Career Connection: Can You Still Receive Social Security Disability Benefits if you are Working from Home?
Career Connection: Can You Still Receive Social Security Disability Benefits if you are Working from Home?

Categories: Benefits & Assistance Programs, Employment

Photograph of Shelly Goldman

By Guest Blogger Shelly Goldman, Career Coach, Executive Recruiter and President of Goldman Group Advantage

Most people might be surprised to know that special rules make it possible for people receiving Social Security Disability Insurance (SSDI) or Supplemental Security Income (SSI) to work and still receive monthly payments. While it might sound questionable, it actually makes perfect sense. Why punish someone who is interested in trying to go back to work? If they did, no one would ever be encouraged to try!

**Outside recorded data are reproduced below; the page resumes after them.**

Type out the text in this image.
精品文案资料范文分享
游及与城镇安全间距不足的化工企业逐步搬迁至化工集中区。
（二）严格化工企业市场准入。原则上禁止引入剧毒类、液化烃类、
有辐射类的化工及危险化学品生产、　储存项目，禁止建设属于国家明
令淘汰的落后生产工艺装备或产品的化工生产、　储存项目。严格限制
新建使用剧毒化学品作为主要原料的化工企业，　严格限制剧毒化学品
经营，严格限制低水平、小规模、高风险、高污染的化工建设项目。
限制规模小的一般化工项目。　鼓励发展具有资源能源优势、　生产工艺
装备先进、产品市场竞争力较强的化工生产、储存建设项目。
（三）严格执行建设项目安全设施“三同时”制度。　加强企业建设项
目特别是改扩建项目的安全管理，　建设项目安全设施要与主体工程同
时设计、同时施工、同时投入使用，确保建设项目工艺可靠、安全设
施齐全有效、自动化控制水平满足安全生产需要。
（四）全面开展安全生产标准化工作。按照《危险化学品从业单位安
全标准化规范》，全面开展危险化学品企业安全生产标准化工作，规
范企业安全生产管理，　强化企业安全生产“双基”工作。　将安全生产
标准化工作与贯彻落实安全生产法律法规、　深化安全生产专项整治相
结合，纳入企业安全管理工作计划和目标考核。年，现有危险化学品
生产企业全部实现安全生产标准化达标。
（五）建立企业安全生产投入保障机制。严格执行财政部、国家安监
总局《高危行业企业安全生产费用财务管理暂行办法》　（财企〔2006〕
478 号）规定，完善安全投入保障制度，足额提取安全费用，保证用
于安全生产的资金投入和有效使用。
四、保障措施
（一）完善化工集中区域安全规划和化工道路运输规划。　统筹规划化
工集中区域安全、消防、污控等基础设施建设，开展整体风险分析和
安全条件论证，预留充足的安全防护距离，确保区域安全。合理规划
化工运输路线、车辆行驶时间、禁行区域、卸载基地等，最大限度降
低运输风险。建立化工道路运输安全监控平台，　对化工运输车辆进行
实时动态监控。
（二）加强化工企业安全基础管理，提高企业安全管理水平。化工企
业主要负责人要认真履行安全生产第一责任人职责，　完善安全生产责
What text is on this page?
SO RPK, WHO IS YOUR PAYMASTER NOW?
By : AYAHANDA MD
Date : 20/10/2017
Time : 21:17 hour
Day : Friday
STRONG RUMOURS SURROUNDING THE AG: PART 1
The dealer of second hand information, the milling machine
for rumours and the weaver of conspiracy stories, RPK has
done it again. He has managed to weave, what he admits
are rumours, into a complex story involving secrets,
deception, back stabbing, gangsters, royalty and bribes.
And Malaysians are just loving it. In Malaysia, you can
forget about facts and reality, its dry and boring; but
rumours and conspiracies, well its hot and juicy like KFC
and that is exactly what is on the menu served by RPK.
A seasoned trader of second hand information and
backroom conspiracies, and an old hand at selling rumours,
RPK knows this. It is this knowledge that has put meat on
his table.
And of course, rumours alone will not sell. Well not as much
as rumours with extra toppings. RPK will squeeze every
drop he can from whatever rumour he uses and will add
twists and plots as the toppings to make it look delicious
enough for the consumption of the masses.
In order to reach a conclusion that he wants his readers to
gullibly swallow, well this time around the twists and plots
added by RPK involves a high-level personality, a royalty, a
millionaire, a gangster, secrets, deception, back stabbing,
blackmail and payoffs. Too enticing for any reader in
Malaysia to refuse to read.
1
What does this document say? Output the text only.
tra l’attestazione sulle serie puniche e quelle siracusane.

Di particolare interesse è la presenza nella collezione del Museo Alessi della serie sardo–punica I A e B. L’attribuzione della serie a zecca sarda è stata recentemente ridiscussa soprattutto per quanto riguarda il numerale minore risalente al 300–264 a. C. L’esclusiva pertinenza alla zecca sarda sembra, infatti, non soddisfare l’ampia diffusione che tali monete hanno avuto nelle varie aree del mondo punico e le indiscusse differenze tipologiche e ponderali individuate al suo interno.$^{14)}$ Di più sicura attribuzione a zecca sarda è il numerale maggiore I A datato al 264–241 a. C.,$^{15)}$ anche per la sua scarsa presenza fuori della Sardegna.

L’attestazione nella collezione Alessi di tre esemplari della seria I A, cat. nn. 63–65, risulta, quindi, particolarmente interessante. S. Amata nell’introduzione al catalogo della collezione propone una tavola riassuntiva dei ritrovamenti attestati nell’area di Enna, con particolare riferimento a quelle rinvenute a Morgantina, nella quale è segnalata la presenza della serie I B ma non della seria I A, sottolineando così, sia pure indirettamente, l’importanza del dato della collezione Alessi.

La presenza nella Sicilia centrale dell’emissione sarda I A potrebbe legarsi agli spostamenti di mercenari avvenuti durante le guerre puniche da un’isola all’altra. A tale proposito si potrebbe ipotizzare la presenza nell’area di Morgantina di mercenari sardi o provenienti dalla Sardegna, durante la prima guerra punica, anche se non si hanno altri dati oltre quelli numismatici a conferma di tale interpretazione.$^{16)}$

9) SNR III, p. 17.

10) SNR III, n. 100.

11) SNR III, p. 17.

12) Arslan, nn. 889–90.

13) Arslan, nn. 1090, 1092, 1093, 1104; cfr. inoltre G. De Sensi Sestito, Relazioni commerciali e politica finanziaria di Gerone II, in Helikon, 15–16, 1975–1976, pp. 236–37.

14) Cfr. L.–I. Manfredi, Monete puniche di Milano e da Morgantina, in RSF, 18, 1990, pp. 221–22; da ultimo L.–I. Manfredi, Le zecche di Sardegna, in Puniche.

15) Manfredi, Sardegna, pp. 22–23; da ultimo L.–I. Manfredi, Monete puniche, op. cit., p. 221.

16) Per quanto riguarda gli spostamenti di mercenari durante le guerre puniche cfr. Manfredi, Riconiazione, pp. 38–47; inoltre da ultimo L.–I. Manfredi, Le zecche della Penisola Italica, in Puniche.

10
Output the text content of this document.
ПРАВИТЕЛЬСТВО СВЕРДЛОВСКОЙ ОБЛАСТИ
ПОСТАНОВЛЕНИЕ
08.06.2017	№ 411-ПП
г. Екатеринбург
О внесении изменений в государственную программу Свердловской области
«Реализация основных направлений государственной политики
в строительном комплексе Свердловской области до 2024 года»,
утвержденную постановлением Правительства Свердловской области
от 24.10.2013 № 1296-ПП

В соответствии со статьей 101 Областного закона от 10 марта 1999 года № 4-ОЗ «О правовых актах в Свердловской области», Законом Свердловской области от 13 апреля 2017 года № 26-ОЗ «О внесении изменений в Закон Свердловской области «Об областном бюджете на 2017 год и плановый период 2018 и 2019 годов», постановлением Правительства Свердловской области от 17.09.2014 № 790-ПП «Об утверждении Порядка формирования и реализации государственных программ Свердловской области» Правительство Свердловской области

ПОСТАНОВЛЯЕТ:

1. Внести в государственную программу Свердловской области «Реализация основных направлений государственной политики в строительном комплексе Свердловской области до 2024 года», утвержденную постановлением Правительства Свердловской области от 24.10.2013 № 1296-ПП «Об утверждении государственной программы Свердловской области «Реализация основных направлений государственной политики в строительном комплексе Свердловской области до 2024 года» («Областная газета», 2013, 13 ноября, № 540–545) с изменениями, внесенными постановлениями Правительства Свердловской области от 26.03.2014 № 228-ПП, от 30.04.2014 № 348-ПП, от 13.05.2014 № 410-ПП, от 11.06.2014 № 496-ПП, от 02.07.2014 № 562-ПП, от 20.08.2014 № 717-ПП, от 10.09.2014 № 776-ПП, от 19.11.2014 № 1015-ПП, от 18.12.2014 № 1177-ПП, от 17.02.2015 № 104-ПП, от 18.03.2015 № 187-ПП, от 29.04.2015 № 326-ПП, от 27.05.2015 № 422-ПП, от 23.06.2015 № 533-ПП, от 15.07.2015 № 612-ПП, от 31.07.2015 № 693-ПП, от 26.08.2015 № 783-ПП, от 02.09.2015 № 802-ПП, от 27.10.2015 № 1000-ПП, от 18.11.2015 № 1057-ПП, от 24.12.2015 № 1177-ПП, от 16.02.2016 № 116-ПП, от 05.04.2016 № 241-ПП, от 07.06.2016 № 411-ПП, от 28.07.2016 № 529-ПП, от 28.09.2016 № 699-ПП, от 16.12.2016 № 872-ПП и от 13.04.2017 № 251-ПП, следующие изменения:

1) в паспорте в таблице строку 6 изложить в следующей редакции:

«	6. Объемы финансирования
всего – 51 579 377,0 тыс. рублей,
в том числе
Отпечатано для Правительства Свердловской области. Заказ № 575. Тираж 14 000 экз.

To assist people with disabilities in returning to the workforce, the Social Security Administration (SSA) has developed a number of work incentives planning and assistance programs designed to provide people with the tools and opportunities they need to succeed. An important element in exploring your ability to work and earn an income is what we will discuss in this article, the trial work period.

Trial Work Period:

A trial work period is a period in which a person receiving Social Security disability benefits may test his or her ability to work and still be considered disabled. During the trial work period, you can receive your full Social Security benefits regardless of where you work or how much you earn, as long as you report your work activity to SSA and continue to have a disabling impairment.

SSA does not consider services performed during the trial work period as showing that your disability has ended until services have been performed in at least nine months (not necessarily consecutive) in a rolling 60-month period.

What triggers the trial work period? Your earnings. For every month that you earn more than the predetermined amount, you are considered to be in the trial work period. For 2012, a trial work month is any month in which your total earnings are more than $720. If you are self-employed, a trial work period is any month you earn more than $720 (after expenses) or work more than 80 hours in your own business.

Keep in mind that this dollar amount can change year-to-year. The amount you are allowed to earn per month during your trial period is annually assessed and determined, based on the SSA’s cost-of-living adjustments.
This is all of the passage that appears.